Seeing how prevalent AI has become in our everyday lives,44 predictive algorithms like COMPAS will likely become increasingly common in our criminal justice system. However, the outlook is not all doom and gloom. When wielded correctly, AI may indeed promote efficiency without implicating significant concerns related to machine bias. Thus, the solution must be more nuanced than to banish them entirely.

For one, our laws must adapt to the novel challenges these technologies present. Specifically, trade secret law should not serve to bar defendants from raising and investigating valid due process questions. As scholars have noted, the law and policy governing trade secrets must be reformed to account for the individual rights and social interests at stake.45 Protections meant to safeguard a company’s economic interests should not be blindly applied where legitimate issues of social justice are implicated.46

In addition, data scientists must work with the state to develop ways to mitigate algorithmic prejudice and potential feedback cycles. It would be difficult to fully strip data of its structural and historical biases. However, research can be done to flag the types of data points that are most prone to racial bias. Algorithms can then be trained to weigh those data points less heavily, or to compute them in a manner that minimizes the probability of promoting racial disparity.47

But most of all, there must be a broader discussion among policymakers regarding the role machine intelligence should play in our judicial system as a whole. Fortunately, this discussion need not start from scratch. At a developer conference in 2016, Microsoft CEO Satya Nadella shared his approach to AI. First, machine intelligence should augment rather than displace human decisionmaking; second, trust must be built directly into new technology by infusing them with modes of transparency and accountability; and third, technology must be inclusive and respectful to everyone.48 Principles such as these must anchor and guide future policy discussions regarding AI and criminal justice, in which the need for judicial efficiency must be balanced against society’s interests in judicial fairness, transparency, and racial equality.

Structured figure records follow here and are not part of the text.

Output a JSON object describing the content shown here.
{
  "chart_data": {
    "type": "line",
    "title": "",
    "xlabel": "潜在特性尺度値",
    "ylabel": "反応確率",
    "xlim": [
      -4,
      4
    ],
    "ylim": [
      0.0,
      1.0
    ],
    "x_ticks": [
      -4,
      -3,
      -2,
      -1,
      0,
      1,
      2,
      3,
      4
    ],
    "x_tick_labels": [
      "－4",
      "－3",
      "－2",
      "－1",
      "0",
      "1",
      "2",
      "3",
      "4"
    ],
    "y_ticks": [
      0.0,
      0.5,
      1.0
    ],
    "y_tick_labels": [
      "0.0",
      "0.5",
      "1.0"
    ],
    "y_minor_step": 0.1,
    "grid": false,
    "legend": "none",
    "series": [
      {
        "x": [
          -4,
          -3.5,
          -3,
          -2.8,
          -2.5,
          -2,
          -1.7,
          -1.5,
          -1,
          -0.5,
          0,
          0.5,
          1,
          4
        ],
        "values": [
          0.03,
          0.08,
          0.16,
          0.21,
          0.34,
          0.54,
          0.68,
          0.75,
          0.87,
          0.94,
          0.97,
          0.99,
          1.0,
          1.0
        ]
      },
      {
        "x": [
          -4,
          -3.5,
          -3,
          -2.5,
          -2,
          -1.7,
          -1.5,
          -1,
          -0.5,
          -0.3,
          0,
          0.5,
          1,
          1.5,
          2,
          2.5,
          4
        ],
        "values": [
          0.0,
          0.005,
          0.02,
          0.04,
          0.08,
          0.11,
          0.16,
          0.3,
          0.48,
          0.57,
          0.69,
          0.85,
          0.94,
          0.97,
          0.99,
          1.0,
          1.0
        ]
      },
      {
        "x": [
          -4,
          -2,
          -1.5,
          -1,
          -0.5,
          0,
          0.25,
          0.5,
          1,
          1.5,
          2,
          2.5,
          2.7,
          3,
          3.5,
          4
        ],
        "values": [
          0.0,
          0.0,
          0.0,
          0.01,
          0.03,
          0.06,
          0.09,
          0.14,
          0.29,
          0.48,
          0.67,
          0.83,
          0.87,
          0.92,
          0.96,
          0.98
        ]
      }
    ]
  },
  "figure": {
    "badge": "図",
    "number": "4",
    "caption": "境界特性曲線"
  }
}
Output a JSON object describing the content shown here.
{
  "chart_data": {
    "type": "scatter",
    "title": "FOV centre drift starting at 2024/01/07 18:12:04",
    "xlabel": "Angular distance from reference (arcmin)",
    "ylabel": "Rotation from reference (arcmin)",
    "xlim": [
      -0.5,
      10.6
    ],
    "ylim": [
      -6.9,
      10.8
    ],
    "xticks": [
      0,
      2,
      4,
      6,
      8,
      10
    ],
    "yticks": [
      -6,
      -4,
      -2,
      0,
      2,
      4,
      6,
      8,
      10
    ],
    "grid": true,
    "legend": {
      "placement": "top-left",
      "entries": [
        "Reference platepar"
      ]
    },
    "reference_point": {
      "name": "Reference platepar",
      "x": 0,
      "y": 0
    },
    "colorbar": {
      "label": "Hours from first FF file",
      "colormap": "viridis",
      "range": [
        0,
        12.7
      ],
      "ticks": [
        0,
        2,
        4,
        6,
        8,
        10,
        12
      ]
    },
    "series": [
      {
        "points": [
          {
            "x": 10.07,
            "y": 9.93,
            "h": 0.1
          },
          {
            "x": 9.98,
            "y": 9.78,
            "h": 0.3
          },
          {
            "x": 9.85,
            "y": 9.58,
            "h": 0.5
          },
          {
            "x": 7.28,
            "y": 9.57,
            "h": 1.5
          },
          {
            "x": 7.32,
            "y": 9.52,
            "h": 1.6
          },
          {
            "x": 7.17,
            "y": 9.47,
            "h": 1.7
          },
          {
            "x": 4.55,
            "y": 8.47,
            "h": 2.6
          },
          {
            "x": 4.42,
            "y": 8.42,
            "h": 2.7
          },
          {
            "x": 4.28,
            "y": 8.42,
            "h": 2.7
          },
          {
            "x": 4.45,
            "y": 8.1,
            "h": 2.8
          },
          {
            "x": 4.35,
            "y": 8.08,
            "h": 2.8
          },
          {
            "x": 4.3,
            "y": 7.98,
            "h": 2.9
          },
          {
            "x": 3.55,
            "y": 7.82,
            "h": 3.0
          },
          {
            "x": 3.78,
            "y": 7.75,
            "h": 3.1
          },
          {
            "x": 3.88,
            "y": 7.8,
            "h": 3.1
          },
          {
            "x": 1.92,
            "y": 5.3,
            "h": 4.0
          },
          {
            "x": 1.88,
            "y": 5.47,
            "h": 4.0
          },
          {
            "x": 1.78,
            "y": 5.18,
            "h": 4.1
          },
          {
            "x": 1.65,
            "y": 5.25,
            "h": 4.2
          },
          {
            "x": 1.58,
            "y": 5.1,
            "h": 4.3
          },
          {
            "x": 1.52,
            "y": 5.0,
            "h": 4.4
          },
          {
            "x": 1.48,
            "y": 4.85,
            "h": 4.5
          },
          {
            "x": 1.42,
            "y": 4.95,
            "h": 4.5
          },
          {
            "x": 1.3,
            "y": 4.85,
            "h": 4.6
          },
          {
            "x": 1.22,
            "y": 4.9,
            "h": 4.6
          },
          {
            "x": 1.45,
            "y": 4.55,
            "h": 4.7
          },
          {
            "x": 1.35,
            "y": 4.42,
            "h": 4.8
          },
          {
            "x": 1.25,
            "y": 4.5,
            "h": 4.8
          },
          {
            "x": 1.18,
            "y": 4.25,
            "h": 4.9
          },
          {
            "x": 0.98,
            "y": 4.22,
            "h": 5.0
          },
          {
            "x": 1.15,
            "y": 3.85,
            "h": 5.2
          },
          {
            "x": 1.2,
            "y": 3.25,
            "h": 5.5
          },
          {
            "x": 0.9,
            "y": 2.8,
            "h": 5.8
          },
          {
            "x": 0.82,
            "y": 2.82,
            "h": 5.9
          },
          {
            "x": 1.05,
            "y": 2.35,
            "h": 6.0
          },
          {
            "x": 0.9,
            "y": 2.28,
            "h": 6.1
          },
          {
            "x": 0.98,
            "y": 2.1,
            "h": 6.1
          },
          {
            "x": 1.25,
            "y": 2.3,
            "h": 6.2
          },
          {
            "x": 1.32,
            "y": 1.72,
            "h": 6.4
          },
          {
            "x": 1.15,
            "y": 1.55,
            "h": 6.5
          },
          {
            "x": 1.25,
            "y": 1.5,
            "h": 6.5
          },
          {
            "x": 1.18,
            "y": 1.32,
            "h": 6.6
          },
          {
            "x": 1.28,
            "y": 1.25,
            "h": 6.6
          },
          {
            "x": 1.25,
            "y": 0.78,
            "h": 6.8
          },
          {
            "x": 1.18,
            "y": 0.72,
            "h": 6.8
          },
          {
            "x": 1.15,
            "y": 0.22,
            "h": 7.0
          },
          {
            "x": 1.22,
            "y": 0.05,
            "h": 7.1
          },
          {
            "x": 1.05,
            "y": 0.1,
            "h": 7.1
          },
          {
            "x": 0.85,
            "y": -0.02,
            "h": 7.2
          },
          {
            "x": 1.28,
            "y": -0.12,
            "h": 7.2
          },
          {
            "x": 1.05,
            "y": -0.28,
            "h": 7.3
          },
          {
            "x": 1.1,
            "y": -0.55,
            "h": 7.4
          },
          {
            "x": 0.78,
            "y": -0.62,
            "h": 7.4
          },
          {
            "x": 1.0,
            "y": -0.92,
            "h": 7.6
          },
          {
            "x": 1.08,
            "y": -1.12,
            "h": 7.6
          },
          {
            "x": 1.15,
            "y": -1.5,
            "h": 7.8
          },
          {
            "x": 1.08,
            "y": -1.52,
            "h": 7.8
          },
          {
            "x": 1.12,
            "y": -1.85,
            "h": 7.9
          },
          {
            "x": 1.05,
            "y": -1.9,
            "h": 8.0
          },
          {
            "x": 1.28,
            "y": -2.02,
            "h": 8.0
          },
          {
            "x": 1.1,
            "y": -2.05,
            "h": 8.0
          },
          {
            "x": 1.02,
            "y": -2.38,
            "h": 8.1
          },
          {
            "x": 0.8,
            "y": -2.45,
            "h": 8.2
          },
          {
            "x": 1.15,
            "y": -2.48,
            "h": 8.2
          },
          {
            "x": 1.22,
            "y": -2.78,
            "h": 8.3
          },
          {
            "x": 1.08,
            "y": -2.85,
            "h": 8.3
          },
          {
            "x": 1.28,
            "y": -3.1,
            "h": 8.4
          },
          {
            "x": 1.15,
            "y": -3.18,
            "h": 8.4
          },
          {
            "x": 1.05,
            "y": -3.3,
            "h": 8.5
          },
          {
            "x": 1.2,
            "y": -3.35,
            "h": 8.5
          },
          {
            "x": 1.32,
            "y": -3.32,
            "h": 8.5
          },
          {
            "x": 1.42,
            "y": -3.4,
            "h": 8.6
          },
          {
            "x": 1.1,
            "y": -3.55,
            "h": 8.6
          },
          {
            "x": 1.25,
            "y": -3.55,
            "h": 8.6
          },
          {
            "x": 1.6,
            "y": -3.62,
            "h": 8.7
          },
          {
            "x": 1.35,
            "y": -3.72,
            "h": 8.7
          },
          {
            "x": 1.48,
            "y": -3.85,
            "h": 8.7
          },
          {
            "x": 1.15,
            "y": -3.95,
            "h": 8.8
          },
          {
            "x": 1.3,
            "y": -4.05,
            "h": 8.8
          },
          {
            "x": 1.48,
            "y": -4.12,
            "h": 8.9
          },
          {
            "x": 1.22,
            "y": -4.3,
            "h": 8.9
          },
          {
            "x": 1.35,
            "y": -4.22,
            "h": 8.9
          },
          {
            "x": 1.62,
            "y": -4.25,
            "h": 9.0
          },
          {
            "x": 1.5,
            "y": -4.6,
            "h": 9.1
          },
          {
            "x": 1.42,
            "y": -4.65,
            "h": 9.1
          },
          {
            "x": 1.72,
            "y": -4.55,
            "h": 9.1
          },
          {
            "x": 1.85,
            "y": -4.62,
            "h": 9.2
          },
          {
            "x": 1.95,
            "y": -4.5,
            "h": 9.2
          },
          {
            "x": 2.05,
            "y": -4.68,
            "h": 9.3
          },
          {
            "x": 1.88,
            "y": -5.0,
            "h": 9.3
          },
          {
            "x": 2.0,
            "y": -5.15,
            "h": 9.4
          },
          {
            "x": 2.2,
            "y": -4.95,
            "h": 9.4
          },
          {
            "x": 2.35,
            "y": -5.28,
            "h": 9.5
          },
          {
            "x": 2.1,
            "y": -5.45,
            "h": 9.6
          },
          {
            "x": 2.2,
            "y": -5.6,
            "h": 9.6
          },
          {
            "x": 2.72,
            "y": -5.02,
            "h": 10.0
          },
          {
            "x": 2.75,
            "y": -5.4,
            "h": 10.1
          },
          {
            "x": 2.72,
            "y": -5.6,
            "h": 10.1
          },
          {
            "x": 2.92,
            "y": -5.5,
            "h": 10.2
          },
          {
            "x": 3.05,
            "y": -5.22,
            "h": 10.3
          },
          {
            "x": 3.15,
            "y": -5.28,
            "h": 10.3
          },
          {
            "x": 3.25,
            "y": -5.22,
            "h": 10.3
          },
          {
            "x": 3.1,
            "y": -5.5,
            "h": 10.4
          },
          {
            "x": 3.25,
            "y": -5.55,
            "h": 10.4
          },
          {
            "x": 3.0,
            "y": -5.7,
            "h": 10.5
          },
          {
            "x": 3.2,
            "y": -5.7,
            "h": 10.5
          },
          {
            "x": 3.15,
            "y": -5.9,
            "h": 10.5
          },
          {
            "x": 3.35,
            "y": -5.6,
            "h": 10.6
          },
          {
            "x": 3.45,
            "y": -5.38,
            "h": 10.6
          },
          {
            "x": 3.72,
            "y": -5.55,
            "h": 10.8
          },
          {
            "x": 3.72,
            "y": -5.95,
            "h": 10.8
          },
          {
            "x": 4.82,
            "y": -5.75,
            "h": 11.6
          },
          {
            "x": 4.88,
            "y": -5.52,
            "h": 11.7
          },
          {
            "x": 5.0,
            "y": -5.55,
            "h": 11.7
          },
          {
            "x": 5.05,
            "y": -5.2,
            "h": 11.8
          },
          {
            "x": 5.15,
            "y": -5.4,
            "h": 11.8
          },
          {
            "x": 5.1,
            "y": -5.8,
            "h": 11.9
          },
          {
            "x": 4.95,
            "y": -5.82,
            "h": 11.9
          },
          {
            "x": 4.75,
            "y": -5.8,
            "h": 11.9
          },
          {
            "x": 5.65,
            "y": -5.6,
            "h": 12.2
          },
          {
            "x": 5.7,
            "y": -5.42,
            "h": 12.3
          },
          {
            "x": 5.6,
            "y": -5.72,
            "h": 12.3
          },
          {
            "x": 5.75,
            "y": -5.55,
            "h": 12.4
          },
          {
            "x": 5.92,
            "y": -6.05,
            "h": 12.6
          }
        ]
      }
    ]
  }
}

As there are signs we are edging towards a PreCrime-like future in more ways than one,49 we find ourselves at a critical juncture. If we proceed without due consideration of the risks these algorithms pose, we may find ourselves relying far too much on technologies we do not fully understand. We may unwittingly begin perpetuating past injustices on a widespread, systematic level. And chillingly, we may be headed for a future where individuals are regularly condemned for prospective crimes they may never commit. And that, we may agree, is a future best left for the realm of science fiction.